3.2.4 Usual care Depending on the cause and severity of AKI, usual care in hospital includes: blood pressure and circulating electrolyte control; body fluid balance (e.g., with fluid replacement and/or diuretics); review and cessation of nephrotoxic medication; removing the obstruction if there's a blockage; and use of antibiotics. In severe cases, dialysis may be needed. Usual care is according to physician acumen and clinical story.

3.2.5 Data collection The investigators will collect data and follow-up assessments. The baseline data includes demographics, medical history, medication use, physical examination, diagnostics, kidney function parameters, nutrition histology, and standard care received. Serum folate levels will be measured at baseline and at 3 months. The follow-up scheduled at 3 and 12 months includes visit information, clinical outcomes, kidney function parameters, and any adverse events.
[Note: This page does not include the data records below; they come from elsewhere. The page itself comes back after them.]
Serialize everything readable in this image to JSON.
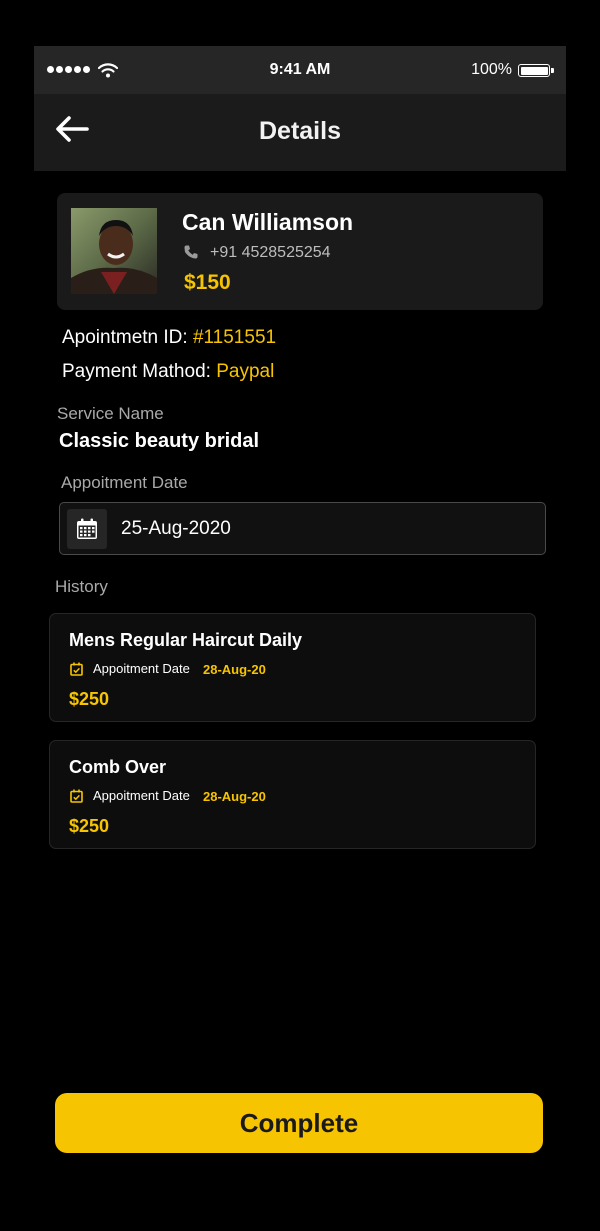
{
  "status_bar": {
    "time": "9:41 AM",
    "battery": "100%"
  },
  "header": {
    "title": "Details"
  },
  "profile": {
    "name": "Can Williamson",
    "phone": "+91 4528525254",
    "price": "$150"
  },
  "appointment": {
    "id_label": "Apointmetn ID:",
    "id_value": "#1151551",
    "payment_label": "Payment Mathod:",
    "payment_value": "Paypal"
  },
  "service": {
    "label": "Service Name",
    "name": "Classic beauty bridal"
  },
  "date": {
    "label": "Appoitment Date",
    "value": "25-Aug-2020"
  },
  "history": {
    "label": "History",
    "items": [
      {
        "title": "Mens Regular  Haircut Daily",
        "date_label": "Appoitment Date",
        "date": "28-Aug-20",
        "price": "$250"
      },
      {
        "title": "Comb Over",
        "date_label": "Appoitment Date",
        "date": "28-Aug-20",
        "price": "$250"
      }
    ]
  },
  "actions": {
    "complete_label": "Complete"
  },
  "colors": {
    "accent": "#f7c401",
    "background": "#000000",
    "card": "#1a1a1a"
  }
}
Follow-up will include in-person visits, telephone calls, telehealth consultations, and electronic health record review.

The investigators will monitor patient adherence by regular follow-up calls and check-ins, and encourage adherence. The investigators will address safety concerns and issues promptly.

The data will be collected into an IT system that requires a password to access, and only authorized personnel can access. The data will be entered in real time, and the database will be regularly checked to ensure accuracy and completeness. All study staff involved in data collection will get trained rigorously to ensure confidentiality, integrity and availability of the database.

3.2.6 Study Sites This study will be conducted at one hub hospital (Local Clinical Centre (LCC), QMH) within HK. Patients will be recruited from the ED, wards and ICU with subsequent follow-up in the medical wards, ICUs and home (when discharged). At the LCC, a lead investigator will be responsible for study activities but much of the work will be carried out by medical staff attending patients with AKI within the hospital and by hospital and university research nurses.